His first assignment at Queens was teaching an introductory sociology course in 2003. The class was Sundays at 9 a.m., and Vacca was hesitant: “That’s my family time.”
But Shirley Vacca encouraged him, saying the time might eventually change. It did. Since 2004, he has taught two urban studies classes on Friday afternoons: “Intro to Public Policy” and “Power in the City.”
“That was wonderful for me,” said Vacca. “I have spent my entire life in public service trying to improve the quality of life of people. I get a reward out of teaching. I get a big thrill out of a classroom.
“There’s an enthusiasm in my classroom that you can reach out and touch,” he went on. “I’m leading discussion on much of what we do in the city; the many things I’m involved in. I stress critical thinking, the ability to analyze, to not always believe what you read or hear, to read between the lines, but I also stress writing skills, grammar, sentence structure and speaking. The classes are also a learning experience for me.”
Not to mention for his students.
Graduate student Lorna Thaxter, 50, said: “I learned more about New York City and government [from him] than I did from any radio, TV or newspaper. When he comes into class you see all of New York City.
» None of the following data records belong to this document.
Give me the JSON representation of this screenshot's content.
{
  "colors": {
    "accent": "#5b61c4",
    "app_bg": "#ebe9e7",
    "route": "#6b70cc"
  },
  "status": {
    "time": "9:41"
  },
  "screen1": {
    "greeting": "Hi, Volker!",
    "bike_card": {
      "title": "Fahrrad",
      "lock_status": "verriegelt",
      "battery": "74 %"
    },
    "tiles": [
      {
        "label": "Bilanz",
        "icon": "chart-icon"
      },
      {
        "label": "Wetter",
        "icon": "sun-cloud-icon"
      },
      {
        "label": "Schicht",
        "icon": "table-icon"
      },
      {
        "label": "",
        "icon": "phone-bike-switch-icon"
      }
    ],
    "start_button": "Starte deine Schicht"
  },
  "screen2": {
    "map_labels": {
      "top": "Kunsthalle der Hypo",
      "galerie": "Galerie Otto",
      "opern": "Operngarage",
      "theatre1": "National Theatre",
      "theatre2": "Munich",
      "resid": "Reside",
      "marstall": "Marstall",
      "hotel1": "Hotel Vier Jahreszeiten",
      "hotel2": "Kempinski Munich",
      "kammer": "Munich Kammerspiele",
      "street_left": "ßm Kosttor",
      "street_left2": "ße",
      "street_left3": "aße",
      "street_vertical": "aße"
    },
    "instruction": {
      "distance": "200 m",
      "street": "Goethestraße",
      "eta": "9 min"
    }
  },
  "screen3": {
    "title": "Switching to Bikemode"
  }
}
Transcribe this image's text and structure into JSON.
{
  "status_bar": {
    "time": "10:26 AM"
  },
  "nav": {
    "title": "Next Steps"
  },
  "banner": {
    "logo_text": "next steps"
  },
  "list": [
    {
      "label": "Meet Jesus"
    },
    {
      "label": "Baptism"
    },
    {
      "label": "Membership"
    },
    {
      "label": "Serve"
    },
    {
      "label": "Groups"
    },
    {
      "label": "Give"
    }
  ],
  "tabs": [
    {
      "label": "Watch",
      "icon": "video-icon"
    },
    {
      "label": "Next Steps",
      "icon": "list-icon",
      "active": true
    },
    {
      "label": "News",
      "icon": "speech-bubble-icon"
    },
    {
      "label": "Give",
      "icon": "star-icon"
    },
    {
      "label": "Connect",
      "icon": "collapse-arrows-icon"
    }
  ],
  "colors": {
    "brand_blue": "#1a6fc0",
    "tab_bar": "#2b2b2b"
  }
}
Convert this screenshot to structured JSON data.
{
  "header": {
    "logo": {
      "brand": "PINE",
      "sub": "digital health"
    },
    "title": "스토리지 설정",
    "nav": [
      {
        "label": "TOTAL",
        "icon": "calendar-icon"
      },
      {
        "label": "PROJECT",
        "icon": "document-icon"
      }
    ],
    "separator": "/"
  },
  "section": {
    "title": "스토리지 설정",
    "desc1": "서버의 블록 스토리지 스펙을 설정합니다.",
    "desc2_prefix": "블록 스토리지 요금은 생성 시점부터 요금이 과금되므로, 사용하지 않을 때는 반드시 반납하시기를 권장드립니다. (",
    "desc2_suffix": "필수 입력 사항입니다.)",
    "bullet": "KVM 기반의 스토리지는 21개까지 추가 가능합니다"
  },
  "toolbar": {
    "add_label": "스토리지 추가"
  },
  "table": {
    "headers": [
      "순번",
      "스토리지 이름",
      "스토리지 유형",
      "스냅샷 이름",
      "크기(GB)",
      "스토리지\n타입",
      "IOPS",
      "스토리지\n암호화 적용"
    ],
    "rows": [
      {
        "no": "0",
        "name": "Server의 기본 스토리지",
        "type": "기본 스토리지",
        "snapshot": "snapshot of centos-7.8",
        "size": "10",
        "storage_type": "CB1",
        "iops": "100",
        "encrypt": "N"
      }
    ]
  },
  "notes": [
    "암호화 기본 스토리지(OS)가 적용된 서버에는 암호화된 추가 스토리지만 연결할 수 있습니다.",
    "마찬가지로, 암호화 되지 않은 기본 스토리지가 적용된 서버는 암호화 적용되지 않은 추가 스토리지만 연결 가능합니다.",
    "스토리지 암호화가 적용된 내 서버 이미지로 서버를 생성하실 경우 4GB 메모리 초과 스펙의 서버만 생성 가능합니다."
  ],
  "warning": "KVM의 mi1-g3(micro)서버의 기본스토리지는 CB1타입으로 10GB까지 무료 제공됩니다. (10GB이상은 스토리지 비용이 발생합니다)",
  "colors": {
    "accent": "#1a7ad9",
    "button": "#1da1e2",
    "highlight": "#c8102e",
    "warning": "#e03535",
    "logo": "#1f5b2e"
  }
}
He makes you think.”
“He addresses current issues and manages to go beyond the issue to its effect on people,” said Imran Keshwani, 22, a law school-bound undergraduate political science major, who added that Vacca’s being a councilman “adds more credibility to what he has to say.”
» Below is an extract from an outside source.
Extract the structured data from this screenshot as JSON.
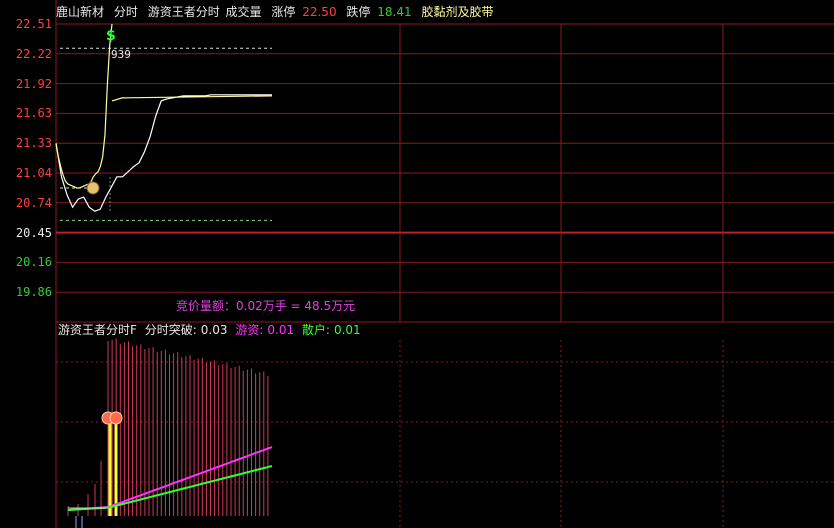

Mei Hui Huang, 35, of Taiwan, who said she came to Queens College because it has a reputation for urban studies in her country, said of Vacca: “He knows a lot; he taught me a lot. I told him I’m an international student, so he gives me a little more time to research my paper, and he helps me to revise my topic.”
With a calendar reflecting three days at City Hall and the rest in his district, Vacca’s days are full, but he enjoys the pace. “Once you start helping people you get a reward from it; it’s a gift you don’t want to give up,” he said.
As to aspirations for higher office, Vacca, whose term expires in December, 2013, said, “I don’t know what the future holds. They tell me in this business never say never. I want to give back, be it government or the classroom. I don’t see any end in sight.”